Custom M2M relation table model to protect referenced ServiceAccessGroup from deleting if they are referenced.

exception DoesNotExist

exception MultipleObjectsReturned

class registry.models.security.AnalyzedResponseLog(id, created_at, created_by_user, owner, last_modified_at, last_modified_by, response, entity_count, entity_total_count, entity_unit)

exception DoesNotExist

exception MultipleObjectsReturned

class registry.models.security.HttpRequestLog(id, timestamp, elapsed, method, url, body, headers, user, wms, wfs)

exception DoesNotExist

exception MultipleObjectsReturned

class registry.models.security.HttpResponseLog(id, status_code, reason, elapsed, headers, url, content, request)

exception DoesNotExist

exception MultipleObjectsReturned

save(*args, **kwargs)

Save the current instance. Override this in a subclass if you want to control the saving process.

The ‘force_insert’ and ‘force_update’ parameters can be used to insist that the “save” must be an SQL insert or update (or equivalent for non-SQL backends), respectively. Normally, they should not be set.
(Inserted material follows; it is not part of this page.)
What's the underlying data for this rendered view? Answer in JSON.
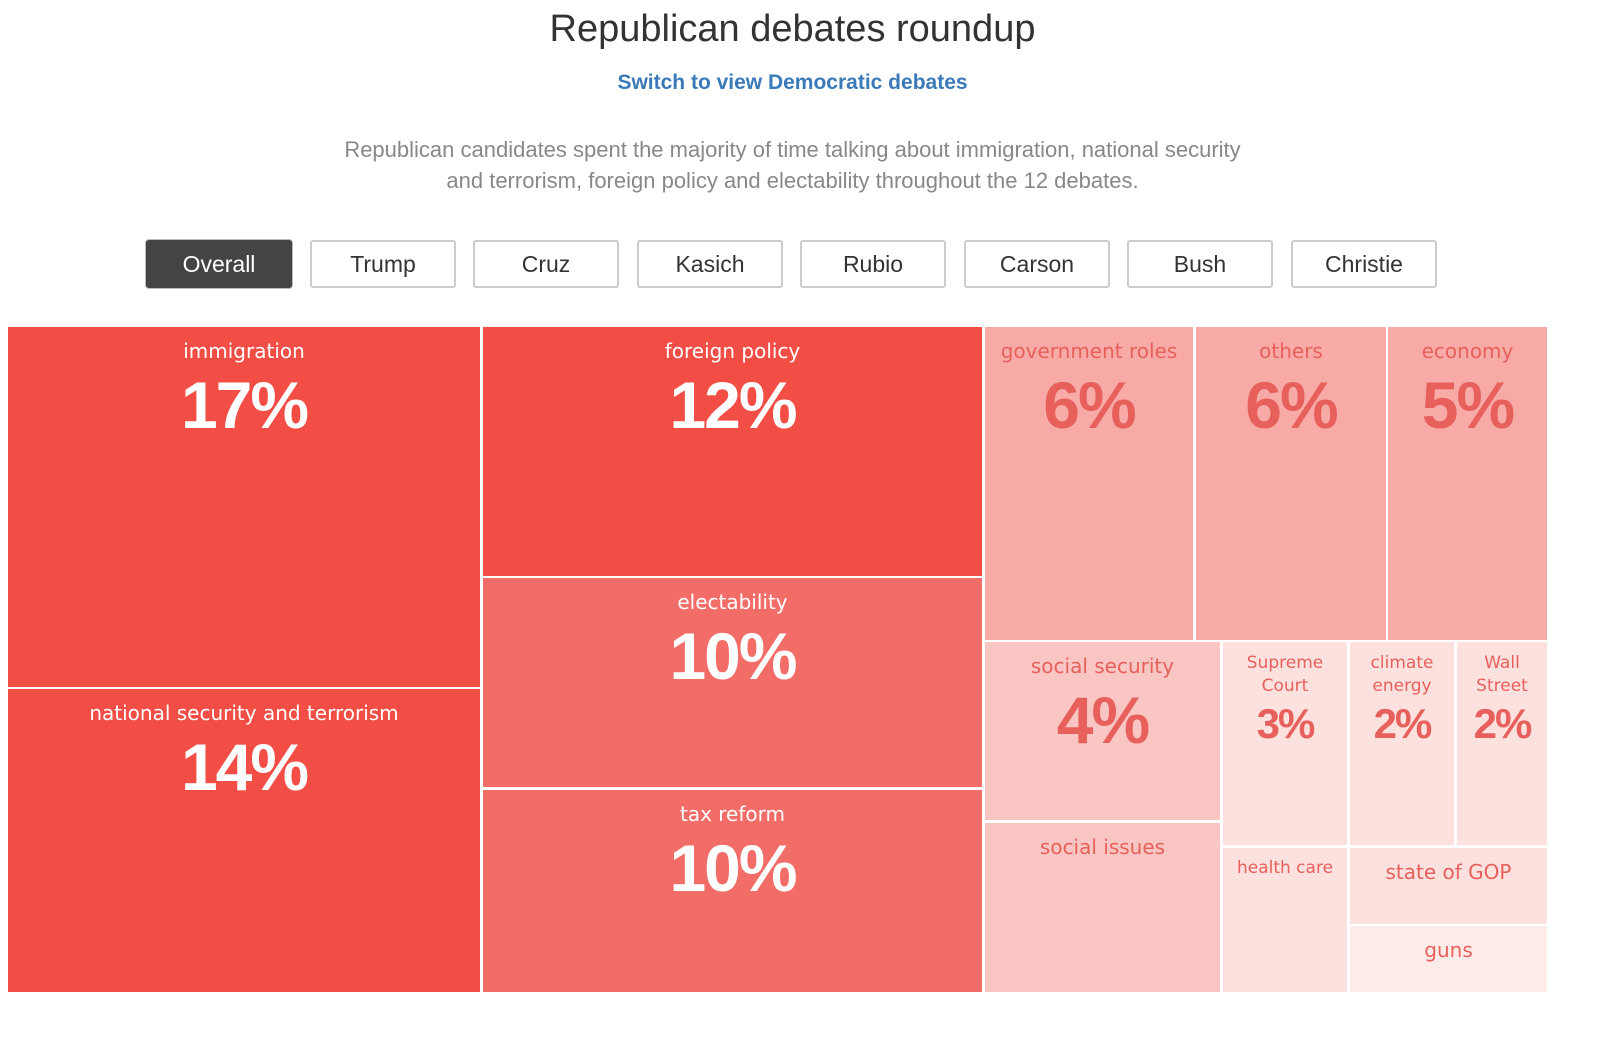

class registry.models.security.OGCOperation(operation)

exception DoesNotExist

exception MultipleObjectsReturned

class registry.models.security.ProxySetting(id, created_at, created_by_user, owner, last_modified_at, last_modified_by, camouflage, log_response, wms, wfs)

exception DoesNotExist

exception MultipleObjectsReturned

clean(): Hook for doing any extra model-wide validation after clean() has been called on every field by self.clean_fields. Any ValidationError raised by this method will not be associated with a particular field; it will have a special-case association with the field defined by NON_FIELD_ERRORS.
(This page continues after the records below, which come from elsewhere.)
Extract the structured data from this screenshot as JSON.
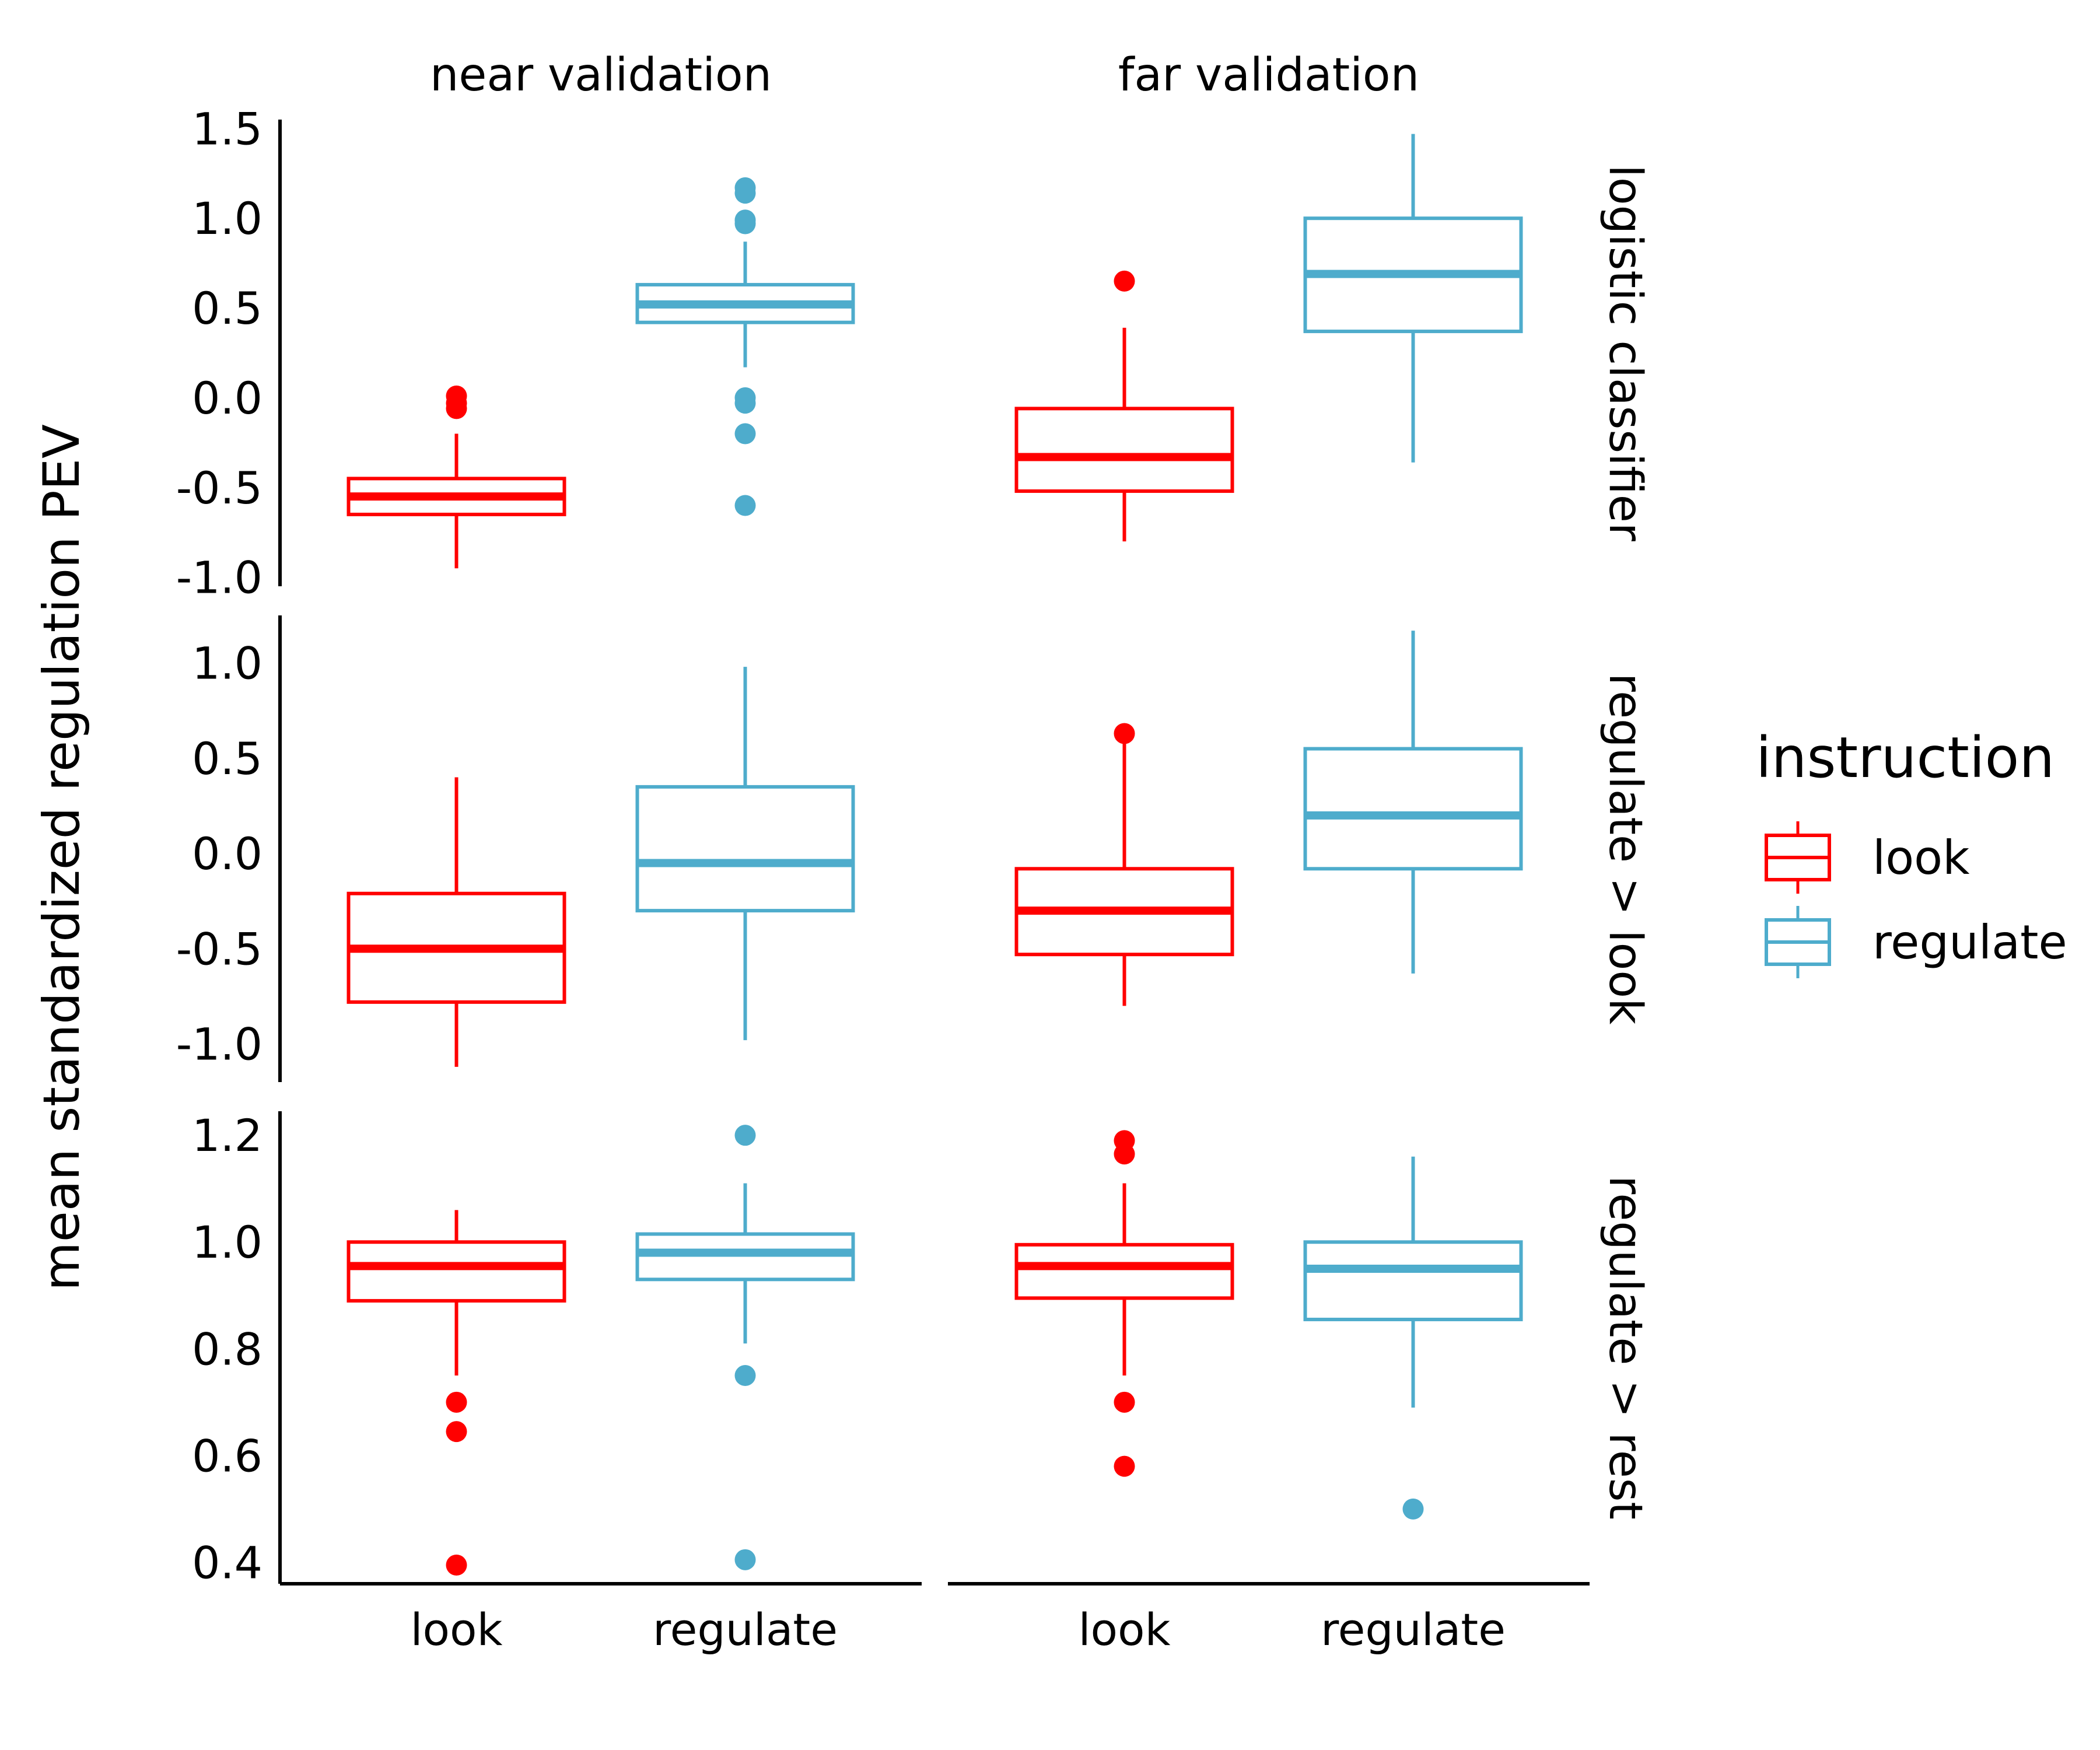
{
  "chart_data": {
    "type": "box",
    "ylabel": "mean standardized regulation PEV",
    "xlabel": "",
    "categories": [
      "look",
      "regulate"
    ],
    "columns": [
      "near validation",
      "far validation"
    ],
    "rows": [
      "logistic classifier",
      "regulate > look",
      "regulate > rest"
    ],
    "legend": {
      "title": "instruction",
      "position": "right",
      "items": [
        {
          "name": "look",
          "color": "#ff0000"
        },
        {
          "name": "regulate",
          "color": "#4eaccc"
        }
      ]
    },
    "grid": false,
    "panels": [
      {
        "row": "logistic classifier",
        "yrange": [
          -1.05,
          1.55
        ],
        "yticks": [
          1.5,
          1.0,
          0.5,
          0.0,
          -0.5,
          -1.0
        ],
        "ytick_labels": [
          "1.5",
          "1.0",
          "0.5",
          "0.0",
          "-0.5",
          "-1.0"
        ],
        "cells": [
          [
            {
              "instruction": "look",
              "whisker_low": -0.95,
              "q1": -0.65,
              "median": -0.55,
              "q3": -0.45,
              "whisker_high": -0.2,
              "outliers": [
                -0.06,
                0.01,
                -0.03
              ]
            },
            {
              "instruction": "regulate",
              "whisker_low": 0.17,
              "q1": 0.42,
              "median": 0.52,
              "q3": 0.63,
              "whisker_high": 0.87,
              "outliers": [
                1.17,
                1.14,
                0.99,
                0.97,
                0.0,
                -0.03,
                -0.2,
                -0.6
              ]
            }
          ],
          [
            {
              "instruction": "look",
              "whisker_low": -0.8,
              "q1": -0.52,
              "median": -0.33,
              "q3": -0.06,
              "whisker_high": 0.39,
              "outliers": [
                0.65
              ]
            },
            {
              "instruction": "regulate",
              "whisker_low": -0.36,
              "q1": 0.37,
              "median": 0.69,
              "q3": 1.0,
              "whisker_high": 1.47,
              "outliers": []
            }
          ]
        ]
      },
      {
        "row": "regulate > look",
        "yrange": [
          -1.2,
          1.25
        ],
        "yticks": [
          1.0,
          0.5,
          0.0,
          -0.5,
          -1.0
        ],
        "ytick_labels": [
          "1.0",
          "0.5",
          "0.0",
          "-0.5",
          "-1.0"
        ],
        "cells": [
          [
            {
              "instruction": "look",
              "whisker_low": -1.12,
              "q1": -0.78,
              "median": -0.5,
              "q3": -0.21,
              "whisker_high": 0.4,
              "outliers": []
            },
            {
              "instruction": "regulate",
              "whisker_low": -0.98,
              "q1": -0.3,
              "median": -0.05,
              "q3": 0.35,
              "whisker_high": 0.98,
              "outliers": []
            }
          ],
          [
            {
              "instruction": "look",
              "whisker_low": -0.8,
              "q1": -0.53,
              "median": -0.3,
              "q3": -0.08,
              "whisker_high": 0.58,
              "outliers": [
                0.63
              ]
            },
            {
              "instruction": "regulate",
              "whisker_low": -0.63,
              "q1": -0.08,
              "median": 0.2,
              "q3": 0.55,
              "whisker_high": 1.17,
              "outliers": []
            }
          ]
        ]
      },
      {
        "row": "regulate > rest",
        "yrange": [
          0.36,
          1.245
        ],
        "yticks": [
          1.2,
          1.0,
          0.8,
          0.6,
          0.4
        ],
        "ytick_labels": [
          "1.2",
          "1.0",
          "0.8",
          "0.6",
          "0.4"
        ],
        "cells": [
          [
            {
              "instruction": "look",
              "whisker_low": 0.75,
              "q1": 0.89,
              "median": 0.955,
              "q3": 1.0,
              "whisker_high": 1.06,
              "outliers": [
                0.7,
                0.645,
                0.395
              ]
            },
            {
              "instruction": "regulate",
              "whisker_low": 0.81,
              "q1": 0.93,
              "median": 0.98,
              "q3": 1.015,
              "whisker_high": 1.11,
              "outliers": [
                1.2,
                0.75,
                0.405
              ]
            }
          ],
          [
            {
              "instruction": "look",
              "whisker_low": 0.75,
              "q1": 0.895,
              "median": 0.955,
              "q3": 0.995,
              "whisker_high": 1.11,
              "outliers": [
                1.19,
                1.165,
                0.7,
                0.58
              ]
            },
            {
              "instruction": "regulate",
              "whisker_low": 0.69,
              "q1": 0.855,
              "median": 0.95,
              "q3": 1.0,
              "whisker_high": 1.16,
              "outliers": [
                0.5
              ]
            }
          ]
        ]
      }
    ]
  }
}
class registry.models.security.ServiceAccessGroup(id, name, group_ptr, created_at, created_by_user, owner, last_modified_at, last_modified_by, description)

exception DoesNotExist

exception MultipleObjectsReturned

class registry.models.security.ServiceAuthentication(id, created_at, created_by_user, owner, last_modified_at, last_modified_by, username, password, auth_type, key_file, service)

exception DoesNotExist

exception MultipleObjectsReturned

decrypt()

Decrypt the login credentials using the stored key

Returns:: username, password (tuple): the username and password in clear text

delete(*args, **kwargs)

Overwrites default delete function

Removes local stored file if it exists!

Args;: using: keep_parents:
Returns:: the deleted object

save(*args, **kwargs)

Save the current instance. Override this in a subclass if you want to control the saving process.

The ‘force_insert’ and ‘force_update’ parameters can be used to insist that the “save” must be an SQL insert or update (or equivalent for non-SQL backends), respectively. Normally, they should not be set.